Rattled by The Kush
STEPHEN MALKMUS would’ve made a terribly untrustworthy hippy. Too snarky for the commune; too cynical for spiritual enlightenment; an insurgent who can’t stop himself satirising the language of revolution. For all his urbane manners, though, Malkmus has kept hanging around on the edge of the love-in, ever since 1994 and Pavement’s Fillmore Jive. From time to time, his penchant for jams has reached a critical mass – especially on 2003’s Pig Lib and 2008’s Real Emotional Trash, where the anthropological studies came with a genuine passion for freakouts. Malkmus, it transpired, was actually a Deadhead in indie hipster drag.
On a series of photographs distributed last year, he conclusively appeared to out himself. They showed Malkmus posing with an acoustic guitar and wearing an embroidered yellow tunic, voluminous of sleeve, the kind last seen on a psychedelic Turkish rocker circa 1972. But with reliable perversity, the accompanying album, Groove
Denied, was further from the hippy ideal than any in
Malkmus’s now-sizeable solo catalogue: a set of bedroom cold wave songs indebted to the grimmer outliers of ’80s synthpop.

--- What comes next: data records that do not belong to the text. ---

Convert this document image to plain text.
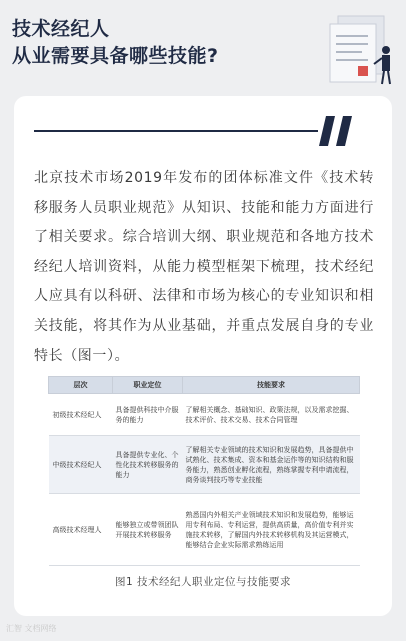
技术经纪人
从业需要具备哪些技能?
北京技术市场2019年发布的团体标准文件《技术转移服务人员职业规范》从知识、技能和能力方面进行了相关要求。综合培训大纲、职业规范和各地方技术经纪人培训资料，从能力模型框架下梳理，技术经纪人应具有以科研、法律和市场为核心的专业知识和相关技能，将其作为从业基础，并重点发展自身的专业特长（图一）。
层次	职业定位	技能要求
初级技术经纪人	具备提供科技中介服务的能力	了解相关概念、基础知识、政策法规，以及需求挖掘、技术评价、技术交易、技术合同管理
中级技术经纪人	具备提供专业化、个性化技术转移服务的能力	了解相关专业领域的技术知识和发展趋势，具备提供中试熟化、技术集成、资本和基金运作等的知识结构和服务能力，熟悉创业孵化流程，熟练掌握专利申请流程，商务谈判技巧等专业技能
高级技术经理人	能够独立或带领团队开展技术转移服务	熟悉国内外相关产业领域技术知识和发展趋势，能够运用专利布局、专利运营，提供高质量，高价值专利并实施技术转移，了解国内外技术转移机构及其运营模式，能够结合企业实际需求熟练运用
图1 技术经纪人职业定位与技能要求
汇智 文档网络
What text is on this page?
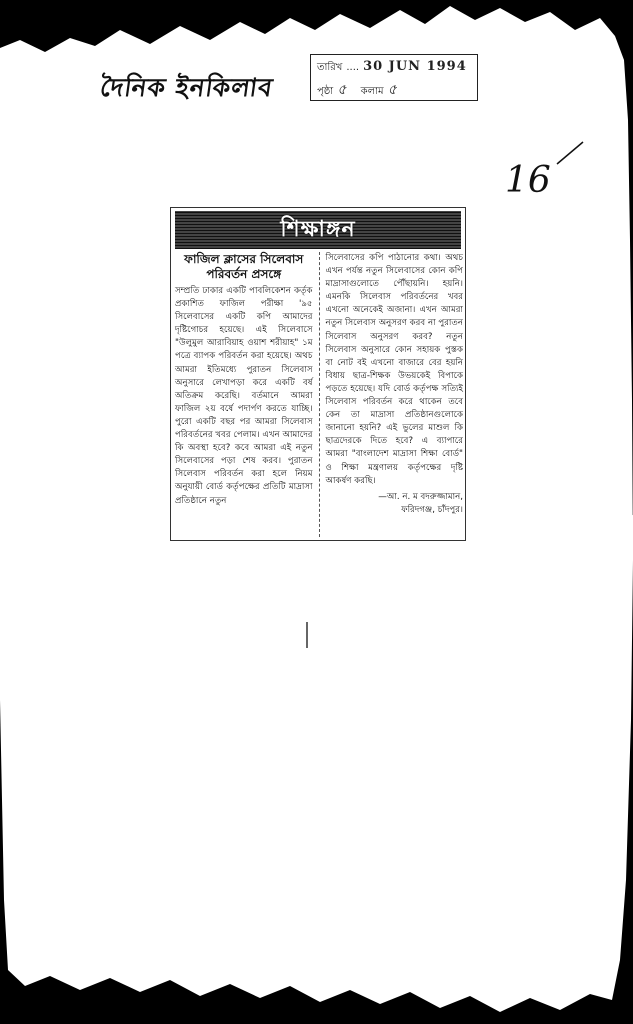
দৈনিক ইনকিলাব
তারিখ .... 30 JUN 1994
পৃষ্ঠা ৫
কলাম ৫
16
শিক্ষাঙ্গন
ফাজিল ক্লাসের সিলেবাস পরিবর্তন প্রসঙ্গে

সম্প্রতি ঢাকার একটি পাবলিকেশন কর্তৃক প্রকাশিত ফাজিল পরীক্ষা '৯৫ সিলেবাসের একটি কপি আমাদের দৃষ্টিগোচর হয়েছে। এই সিলেবাসে "উলুমুল আরাবিয়াহ ওয়াশ শরীয়াহ" ১ম পত্রে ব্যাপক পরিবর্তন করা হয়েছে। অথচ আমরা ইতিমধ্যে পুরাতন সিলেবাস অনুসারে লেখাপড়া করে একটি বর্ষ অতিক্রম করেছি। বর্তমানে আমরা ফাজিল ২য় বর্ষে পদার্পণ করতে যাচ্ছি। পুরো একটি বছর পর আমরা সিলেবাস পরিবর্তনের খবর পেলাম। এখন আমাদের কি অবস্থা হবে? কবে আমরা এই নতুন সিলেবাসের পড়া শেষ করব। পুরাতন সিলেবাস পরিবর্তন করা হলে নিয়ম অনুযায়ী বোর্ড কর্তৃপক্ষের প্রতিটি মাদ্রাসা প্রতিষ্ঠানে নতুন

সিলেবাসের কপি পাঠানোর কথা। অথচ এখন পর্যন্ত নতুন সিলেবাসের কোন কপি মাদ্রাসাগুলোতে পৌঁছায়নি। হয়নি। এমনকি সিলেবাস পরিবর্তনের খবর এখনো অনেকেই অজানা। এখন আমরা নতুন সিলেবাস অনুসরণ করব না পুরাতন সিলেবাস অনুসরণ করব? নতুন সিলেবাস অনুসারে কোন সহায়ক পুস্তক বা নোট বই এখনো বাজারে বের হয়নি বিধায় ছাত্র-শিক্ষক উভয়কেই বিপাকে পড়তে হয়েছে। যদি বোর্ড কর্তৃপক্ষ সত্যিই সিলেবাস পরিবর্তন করে থাকেন তবে কেন তা মাদ্রাসা প্রতিষ্ঠানগুলোকে জানানো হয়নি? এই ভুলের মাশুল কি ছাত্রদেরকে দিতে হবে? এ ব্যাপারে আমরা "বাংলাদেশ মাদ্রাসা শিক্ষা বোর্ড" ও শিক্ষা মন্ত্রণালয় কর্তৃপক্ষের দৃষ্টি আকর্ষণ করছি।

—আ. ন. ম বদরুজ্জামান,
ফরিদগঞ্জ, চাঁদপুর।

Traditional Techniques, the ninth Malkmus album since the demise of Pavement, is more plausibly the soundtrack to that tunic. As on Groove Denied, his regular crew The Jicks do not feature, replaced this time by Portland compadre Chris Funk, mostly of The Decemberists, on pedal steel and production, and the eminent guitarist Matt Sweeney, whose CV encompasses Will Oldham and Endless Boogie plus session work for Johnny Cash, Jake Bugg and Adele. The mood is end of the ’60s, all-night cross-legged sessions on the Persian rug, Whole Earth Catalog near at hand. The vibe? Trips to Afghanistan on the opium trail; back-to-nature urges commuted into a weird take on country music.
It’s a ridiculous conceit, not least when two more musicians, Qais Essar and Eric Zang, turn up to make hay with the Afghani instruments in Funk’s studio. But an enduring Malkmus gift is to embrace esoteric music and bend it to his will, while also being aware of the cultural arrogance involved in appropriation. As a longtime connoisseur of leftist academic language, you can hear the huge wry pleasure he takes in pivoting one sleepy track here, Signal Western, on the word “decolonise”.

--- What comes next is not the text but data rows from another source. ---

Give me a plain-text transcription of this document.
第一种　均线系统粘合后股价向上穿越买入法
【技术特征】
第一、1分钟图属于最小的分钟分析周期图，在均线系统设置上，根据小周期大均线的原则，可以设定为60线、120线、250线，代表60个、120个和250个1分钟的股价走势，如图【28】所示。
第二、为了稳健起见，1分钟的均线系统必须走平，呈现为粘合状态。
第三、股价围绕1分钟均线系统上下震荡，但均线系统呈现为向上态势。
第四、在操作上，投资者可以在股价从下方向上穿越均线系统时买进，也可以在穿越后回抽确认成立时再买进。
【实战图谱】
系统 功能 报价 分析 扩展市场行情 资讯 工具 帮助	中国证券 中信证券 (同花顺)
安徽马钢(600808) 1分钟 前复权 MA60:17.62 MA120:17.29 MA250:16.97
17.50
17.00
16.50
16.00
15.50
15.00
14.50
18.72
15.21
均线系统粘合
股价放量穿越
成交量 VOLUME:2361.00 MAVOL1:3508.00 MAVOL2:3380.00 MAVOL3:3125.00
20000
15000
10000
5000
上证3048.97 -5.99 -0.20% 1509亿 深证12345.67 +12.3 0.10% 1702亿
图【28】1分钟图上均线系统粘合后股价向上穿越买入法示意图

More important still, these loose, predominantly acoustic arrangements are a fine fit for Malkmus’s usual shtick; shaggy, ambulatory songs full of odd twists and rococo angles that seem designed to undermine pretension rather than amplify it.
Shadowbanned, for instance, makes good on the crypto-exotic promise of Pavement’s Folk Jam, a thicket of twang, drone and Anatolian flute that’s intoxicating in spite of itself. “Come and see us shred,” promises Malkmus. The Shadowbanned, it should also be noted, are “top of the bill in Blackpool”.
If there’s an obvious precedent, it might be the US Kaleidoscope fronted by David Lindley, whose music similarly conjured a happening in the interzone between ballroom psychedelia, frontier folk and ethnological forgery, or The Habibiya, devout English jammers who briefly emerged from the ruins of Mighty Baby. Cash Up channels the homebaked country warmth of the New Riders Of The Purple Sage, too, while Xtian Man is a fantastic desert rock stomp, of sorts, Sweeney ripping out serpentine electric solos that betray his recent collaborations with Tinariwen.
In the midst of it all there is Malkmus, armed with a 12-string acoustic and a book or two by the German philosopher Theodor Adorno. Traditional Techniques plucks its name from an Adorno essay, and the theorist’s views on the ’60s counterculture and protest music – how can it be truly rebellious when it exists in a capitalist marketplace? – inform some good gags, too. “So much began with the flower children,” posits Flowin’ Robes. “But we soon discovered all is not beautiful/ There’s something wrong in our heads.”
With Malkmus, every blissout comes with a necessary caveat, every nirvana is transient, and the rickety underground utopia of Traditional Techniques is not built to last. This
summer, he’ll be back on the festival circuit, cashing up with a reformed Pavement.